- Un homme de 62 ans comparaît depuis le 10 avril dernier dans le nord de la Suède : il est accusé d’avoir poussé sa femme à des relations sexuelles tarifées.
- Il aurait organisé des dizaines de rendez-vous entre 2022 et 2025, en générant « un profit considérable », a fustigé la procureure Ida Annerstedt.
- Face à la gravité des faits, elle a requis une condamnation à dix ans de prison, pour « proxénétisme aggravé ».
L’affaire a provoqué une onde de choc dans le pays. Une procureure suédoise a requis lundi 25 mai dix ans de prison contre un sexagénaire accusé de « proxénétisme aggravé »
et de viols, dont le procès s’est ouvert il y a plusieurs semaines. Il est soupçonné d’avoir exploité « sans scrupules »
son épouse, en la poussant à avoir des relations sexuelles tarifées auprès d’environ 120 hommes.
Le procès de cet homme de 62 ans, qui comparaît détenu depuis le 10 avril à Härnösand, dans le nord du pays, s’est déroulé essentiellement à huis clos. Il est accusé d’avoir créé des annonces en ligne, organisé des rendez-vous, assuré la surveillance et poussé sa femme à se livrer à des actes sexuels en ligne (nouvelle fenêtre) afin d’attirer davantage de clients. Le sexagénaire avait été arrêté et placé en détention provisoire en octobre, après que son épouse l’a dénoncé à la police.
« Il en a tiré un profit financier » : des années d' »exploitation impitoyable »
« J’ai requis que l’accusé soit condamné pour proxénétisme aggravé. À la fois parce qu’il a favorisé ces actes et parce qu’il en a tiré un profit financier »
, a déclaré la procureure Ida Annerstedt à la presse ce lundi. « Les faits ont revêtu une ampleur importante, ont généré un profit considérable et ont constitué une exploitation sans scrupules de la plaignante »
, a-t-elle ajouté.
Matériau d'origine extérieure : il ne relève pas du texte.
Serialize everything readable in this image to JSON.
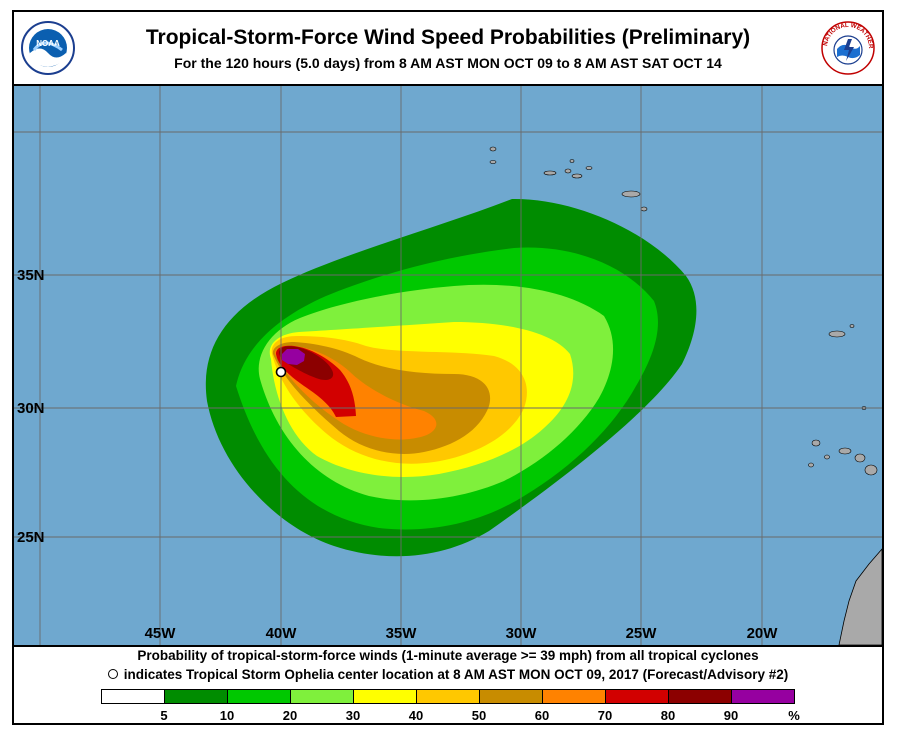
{
  "header": {
    "title": "Tropical-Storm-Force Wind Speed Probabilities (Preliminary)",
    "subtitle": "For the 120 hours (5.0 days) from 8 AM AST MON OCT 09 to 8 AM AST SAT OCT 14",
    "left_logo": {
      "icon": "noaa-logo-icon",
      "text": "NOAA"
    },
    "right_logo": {
      "icon": "nws-logo-icon",
      "text": "NATIONAL WEATHER SERVICE"
    }
  },
  "map": {
    "ocean_color": "#6fa8cf",
    "land_color": "#a9a9a9",
    "grid_color": "#6a6a6a",
    "longitude_labels": [
      "45W",
      "40W",
      "35W",
      "30W",
      "25W",
      "20W"
    ],
    "latitude_labels": [
      "35N",
      "30N",
      "25N"
    ],
    "storm_center": {
      "name": "Tropical Storm Ophelia",
      "lat": 31.4,
      "lon": -39.9
    }
  },
  "footer": {
    "line1": "Probability of tropical-storm-force winds (1-minute average >= 39 mph) from all tropical cyclones",
    "line2": "indicates Tropical Storm Ophelia center location at 8 AM AST MON OCT 09, 2017 (Forecast/Advisory #2)"
  },
  "legend": {
    "colors": [
      "#ffffff",
      "#008c00",
      "#00c800",
      "#7ff03c",
      "#ffff00",
      "#ffc800",
      "#c88c00",
      "#ff8200",
      "#d20000",
      "#8c0000",
      "#9600a0"
    ],
    "labels": [
      "5",
      "10",
      "20",
      "30",
      "40",
      "50",
      "60",
      "70",
      "80",
      "90",
      "%"
    ]
  }
}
Lors de l’ouverture de l’audience, début avril, elle avait fustigé des actes d’« exploitation impitoyable »
, qui auraient été commis récemment, entre le 11 août 2022 et le 21 octobre 2025.
« Il a profité de sa situation, dans la mesure où elle était
sous l’emprise de la drogue, de l’alcool
(nouvelle fenêtre) et avait très peur de lui »
, avait aussi précisé à l’époque la procureure, auprès de l’AFP. Selon elle, il avait menacé de mettre fin à ses jours si la plaignante le quittait et l’enjoignait plus largement à ne pas le fâcher, sans quoi « le monstre serait libéré »
. La victime se trouvait en « situation de vulnérabilité »
, selon l’acte d’accusation, qui précise que son compagnon aurait tiré de cette exploitation (nouvelle fenêtre) plus de 500.000 couronnes (46.000 euros).
L’avocate de la plaignante a réclamé de son côté 1,1 million de couronnes suédoises (100.000 euros) à titre de dommages et intérêts. « Il l’a traitée comme une carte bancaire et l’a vendue comme une marchandise »
, a déclaré Silvia Ingolfsdottir, auprès de la chaîne publique SVT.
L’accusé nie avoir « facilité » l' »activité » de sa compagne
La loi suédoise sur la prostitution interdit l’achat de services sexuels, mais pas leur vente. Il est en revanche illégal de faciliter la vente de services sexuels. En plus d’être accusé de proxénétisme aggravé, le mis en cause a par ailleurs comparu pour huit viols, mais aussi quatre tentatives de viol et quatre agressions.
Martina Michaelsdotter, l’avocate de l’accusé, avait de son côté déclaré à l’AFP en début de procès que son client contestait les accusations. « Il admet avoir, dans une certaine mesure, participé à ce qui est en réalité l’activité de la plaignante »
, avait-elle affirmé, tout en assurant que son client insistait sur le fait qu’il « n’avait pas facilité cela »
et qu’il n’y avait eu ni pression ni violence selon lui.
Le procès devrait s’achever mardi avec la plaidoirie de la défense. La Suède a été choquée par ces révélations, et des comparaisons ont été dressées avec l’affaire Dominique Pelicot en France. Le septuagénaire avait été condamné en décembre 2024 à vingt ans de réclusion pour avoir drogué sa femme Gisèle, afin de la livrer à des dizaines d’inconnus pour qu’ils la violent dans leur maison de Mazan, entre 2011 et 2020.